The absolute scale of the weights actually doesn't affect the parameter estimates. Rescaling the weights by any constant would have given us the same estimates. But they do affect the confidence bounds, since the bounds represent an observation with weight 1. Here you can see that the points with higher weight seem too close to the fitted line, compared with the confidence limits.

Suppose we are interested in a new observation that is based on the average of five measurements, just like the last four points in this plot. Specify observation weights by using the Weights name-value argument of the predict function.

[new_ypred,new_ypredci] = predict(wnlm,xx,'Simultaneous',true, ...
    'Prediction','observation','Weights',5*ones(size(xx)));
plot(x,y,'ko',xx,new_ypred,'b-',xx,new_ypredci,'r:')
xlabel('x') 
ylabel('y')
ylim([-150 350])
legend({'Data','Weighted fit','95% Prediction Limits'}, ...
    'location','SouthEast')

The predict function estimates the error variance at observation i by MSE*(1/W(i)), where MSE is the mean squared error. Therefore, the confidence intervals become narrow.

Residual Analysis

In addition to plotting the data and the fit, plot the residuals from a fit against the predictors, to diagnose any problems with the model. The residuals should appear independent and identically distributed (i.i.d.) but with a variance proportional to the inverse of the weights. Plot standardized residuals to confirm that the values are i.i.d. with the same variance. Standardized residuals are raw residuals divided by their estimated standard deviations.

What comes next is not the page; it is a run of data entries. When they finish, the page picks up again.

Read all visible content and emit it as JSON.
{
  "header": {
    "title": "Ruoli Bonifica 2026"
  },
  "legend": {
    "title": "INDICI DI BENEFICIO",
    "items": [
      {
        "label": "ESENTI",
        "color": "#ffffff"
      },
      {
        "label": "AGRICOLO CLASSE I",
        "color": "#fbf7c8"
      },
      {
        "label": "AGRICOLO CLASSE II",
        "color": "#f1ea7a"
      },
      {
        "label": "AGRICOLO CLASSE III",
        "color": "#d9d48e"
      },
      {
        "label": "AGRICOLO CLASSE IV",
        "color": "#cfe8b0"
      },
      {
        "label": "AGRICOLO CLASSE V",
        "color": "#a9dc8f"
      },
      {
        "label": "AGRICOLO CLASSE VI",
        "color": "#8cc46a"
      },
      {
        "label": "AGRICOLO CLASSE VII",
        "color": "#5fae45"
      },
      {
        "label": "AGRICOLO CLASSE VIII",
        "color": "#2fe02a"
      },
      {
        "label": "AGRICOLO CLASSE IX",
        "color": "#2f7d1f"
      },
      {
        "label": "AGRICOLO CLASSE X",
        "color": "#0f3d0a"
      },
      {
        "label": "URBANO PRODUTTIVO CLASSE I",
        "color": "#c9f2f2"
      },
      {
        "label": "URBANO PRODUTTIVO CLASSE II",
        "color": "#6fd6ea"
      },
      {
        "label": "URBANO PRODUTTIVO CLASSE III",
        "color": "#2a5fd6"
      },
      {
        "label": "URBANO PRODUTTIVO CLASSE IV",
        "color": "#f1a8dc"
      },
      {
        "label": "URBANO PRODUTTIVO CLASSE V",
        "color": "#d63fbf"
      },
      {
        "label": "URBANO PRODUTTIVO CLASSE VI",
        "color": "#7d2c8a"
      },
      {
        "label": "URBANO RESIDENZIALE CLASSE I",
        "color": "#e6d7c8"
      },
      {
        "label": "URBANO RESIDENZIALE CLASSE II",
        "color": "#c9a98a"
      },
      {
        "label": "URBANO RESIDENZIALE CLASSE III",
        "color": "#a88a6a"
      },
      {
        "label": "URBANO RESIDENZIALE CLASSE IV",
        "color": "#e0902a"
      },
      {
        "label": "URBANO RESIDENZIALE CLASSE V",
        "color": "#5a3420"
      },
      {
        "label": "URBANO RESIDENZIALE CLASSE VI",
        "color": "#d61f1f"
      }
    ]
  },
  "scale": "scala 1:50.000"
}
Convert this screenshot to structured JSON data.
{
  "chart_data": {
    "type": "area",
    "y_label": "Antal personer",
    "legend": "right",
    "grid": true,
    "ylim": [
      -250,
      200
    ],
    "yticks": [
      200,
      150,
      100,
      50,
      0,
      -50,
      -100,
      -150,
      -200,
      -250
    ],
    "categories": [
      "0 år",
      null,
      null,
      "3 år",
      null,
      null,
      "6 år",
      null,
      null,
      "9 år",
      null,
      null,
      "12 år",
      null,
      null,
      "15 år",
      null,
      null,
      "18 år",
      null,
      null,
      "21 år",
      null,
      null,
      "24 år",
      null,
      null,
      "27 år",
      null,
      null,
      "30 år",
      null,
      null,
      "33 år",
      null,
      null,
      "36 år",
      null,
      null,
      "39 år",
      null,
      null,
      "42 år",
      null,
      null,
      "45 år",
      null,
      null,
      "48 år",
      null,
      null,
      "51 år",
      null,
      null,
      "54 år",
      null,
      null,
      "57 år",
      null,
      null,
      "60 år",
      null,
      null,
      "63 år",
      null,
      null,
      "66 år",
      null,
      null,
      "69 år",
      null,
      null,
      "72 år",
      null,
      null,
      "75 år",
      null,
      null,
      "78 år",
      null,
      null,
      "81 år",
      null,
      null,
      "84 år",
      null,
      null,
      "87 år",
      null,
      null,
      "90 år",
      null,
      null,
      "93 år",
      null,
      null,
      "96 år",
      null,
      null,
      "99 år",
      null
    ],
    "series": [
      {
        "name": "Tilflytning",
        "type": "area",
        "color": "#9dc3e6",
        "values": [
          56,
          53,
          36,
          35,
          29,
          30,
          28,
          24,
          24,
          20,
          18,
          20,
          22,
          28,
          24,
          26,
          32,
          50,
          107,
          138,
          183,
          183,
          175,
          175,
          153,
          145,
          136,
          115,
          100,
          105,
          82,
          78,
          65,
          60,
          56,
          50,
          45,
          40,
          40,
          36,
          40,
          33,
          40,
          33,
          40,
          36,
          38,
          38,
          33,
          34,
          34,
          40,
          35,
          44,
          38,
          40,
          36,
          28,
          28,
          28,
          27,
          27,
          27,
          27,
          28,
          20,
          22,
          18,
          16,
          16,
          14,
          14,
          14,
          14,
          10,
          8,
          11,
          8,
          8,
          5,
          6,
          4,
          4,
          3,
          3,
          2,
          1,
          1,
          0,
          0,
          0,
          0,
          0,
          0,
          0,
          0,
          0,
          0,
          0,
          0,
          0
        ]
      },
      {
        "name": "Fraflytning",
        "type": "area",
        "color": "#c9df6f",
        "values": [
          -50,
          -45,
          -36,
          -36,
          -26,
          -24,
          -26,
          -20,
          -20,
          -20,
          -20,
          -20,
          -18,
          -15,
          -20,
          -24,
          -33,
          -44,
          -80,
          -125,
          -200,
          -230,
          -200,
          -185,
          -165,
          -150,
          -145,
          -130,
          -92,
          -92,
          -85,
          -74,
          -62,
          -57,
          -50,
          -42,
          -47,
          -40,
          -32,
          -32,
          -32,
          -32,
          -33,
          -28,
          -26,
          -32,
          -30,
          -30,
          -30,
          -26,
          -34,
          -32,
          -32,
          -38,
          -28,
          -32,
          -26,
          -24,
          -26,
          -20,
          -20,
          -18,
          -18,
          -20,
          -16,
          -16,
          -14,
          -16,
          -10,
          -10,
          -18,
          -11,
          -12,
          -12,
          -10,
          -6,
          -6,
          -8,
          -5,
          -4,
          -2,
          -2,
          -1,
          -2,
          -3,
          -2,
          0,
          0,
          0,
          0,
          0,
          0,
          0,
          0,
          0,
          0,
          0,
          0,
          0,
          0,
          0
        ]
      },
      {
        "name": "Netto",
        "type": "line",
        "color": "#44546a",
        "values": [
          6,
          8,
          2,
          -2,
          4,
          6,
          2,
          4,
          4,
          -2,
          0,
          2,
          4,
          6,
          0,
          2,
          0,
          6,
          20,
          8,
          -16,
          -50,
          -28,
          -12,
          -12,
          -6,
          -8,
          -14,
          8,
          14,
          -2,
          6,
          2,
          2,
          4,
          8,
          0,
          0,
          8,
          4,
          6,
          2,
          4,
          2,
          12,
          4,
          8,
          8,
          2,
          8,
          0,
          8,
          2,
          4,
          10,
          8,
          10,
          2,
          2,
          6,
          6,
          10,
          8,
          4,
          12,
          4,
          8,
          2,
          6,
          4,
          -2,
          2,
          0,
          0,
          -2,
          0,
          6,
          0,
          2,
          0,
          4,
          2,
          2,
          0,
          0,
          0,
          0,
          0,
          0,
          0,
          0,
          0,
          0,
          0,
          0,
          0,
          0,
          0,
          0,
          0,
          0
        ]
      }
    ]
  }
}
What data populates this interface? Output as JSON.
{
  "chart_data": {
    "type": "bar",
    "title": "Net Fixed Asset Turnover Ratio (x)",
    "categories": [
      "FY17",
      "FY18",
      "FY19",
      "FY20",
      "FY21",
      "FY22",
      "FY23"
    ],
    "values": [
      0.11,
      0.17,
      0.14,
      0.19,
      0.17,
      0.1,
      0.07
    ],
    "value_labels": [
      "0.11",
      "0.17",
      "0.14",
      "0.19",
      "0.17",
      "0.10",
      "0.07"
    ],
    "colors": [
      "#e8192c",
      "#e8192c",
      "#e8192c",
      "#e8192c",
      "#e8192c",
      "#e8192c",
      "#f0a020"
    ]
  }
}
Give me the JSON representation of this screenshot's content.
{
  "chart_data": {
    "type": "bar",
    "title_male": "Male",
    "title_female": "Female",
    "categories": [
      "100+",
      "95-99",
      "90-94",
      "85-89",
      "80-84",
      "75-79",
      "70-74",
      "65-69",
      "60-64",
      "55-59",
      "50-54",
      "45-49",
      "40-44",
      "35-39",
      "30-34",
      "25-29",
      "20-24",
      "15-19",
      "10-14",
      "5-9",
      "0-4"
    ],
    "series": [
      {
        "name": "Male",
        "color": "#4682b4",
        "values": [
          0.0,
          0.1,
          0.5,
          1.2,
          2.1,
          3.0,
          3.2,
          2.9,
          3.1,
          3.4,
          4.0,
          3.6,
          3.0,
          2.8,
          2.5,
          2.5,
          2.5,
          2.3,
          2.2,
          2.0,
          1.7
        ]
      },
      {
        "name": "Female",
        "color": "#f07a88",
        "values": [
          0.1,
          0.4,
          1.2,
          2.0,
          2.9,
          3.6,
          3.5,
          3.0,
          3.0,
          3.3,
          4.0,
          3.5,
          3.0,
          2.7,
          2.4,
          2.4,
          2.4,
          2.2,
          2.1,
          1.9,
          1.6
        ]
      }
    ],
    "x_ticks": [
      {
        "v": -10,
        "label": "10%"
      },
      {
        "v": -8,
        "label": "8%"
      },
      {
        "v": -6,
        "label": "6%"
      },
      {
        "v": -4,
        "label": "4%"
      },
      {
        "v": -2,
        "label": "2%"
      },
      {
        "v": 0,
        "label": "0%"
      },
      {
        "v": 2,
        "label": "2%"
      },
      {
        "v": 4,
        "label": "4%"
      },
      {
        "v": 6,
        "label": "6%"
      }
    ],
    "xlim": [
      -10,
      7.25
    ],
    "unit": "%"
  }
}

r = wnlm.Residuals.Standardized;
plot(x,r,'b^')
xlabel('x')
ylabel('Standardized Residuals')

Figure contains an axes object. The axes object with xlabel x, ylabel Standardized Residuals contains a line object which displays its values using only markers.

There is some evidence of systematic patterns in this residual plot. Notice how the last four residuals have a linear trend, suggesting that the model might not increase fast enough as x increases. Also, the magnitude of the residuals tends to decrease as x increases, suggesting that measurement error may depend on x. These deserve investigation, however, there are so few data points, that it's hard to attach significance to these apparent patterns.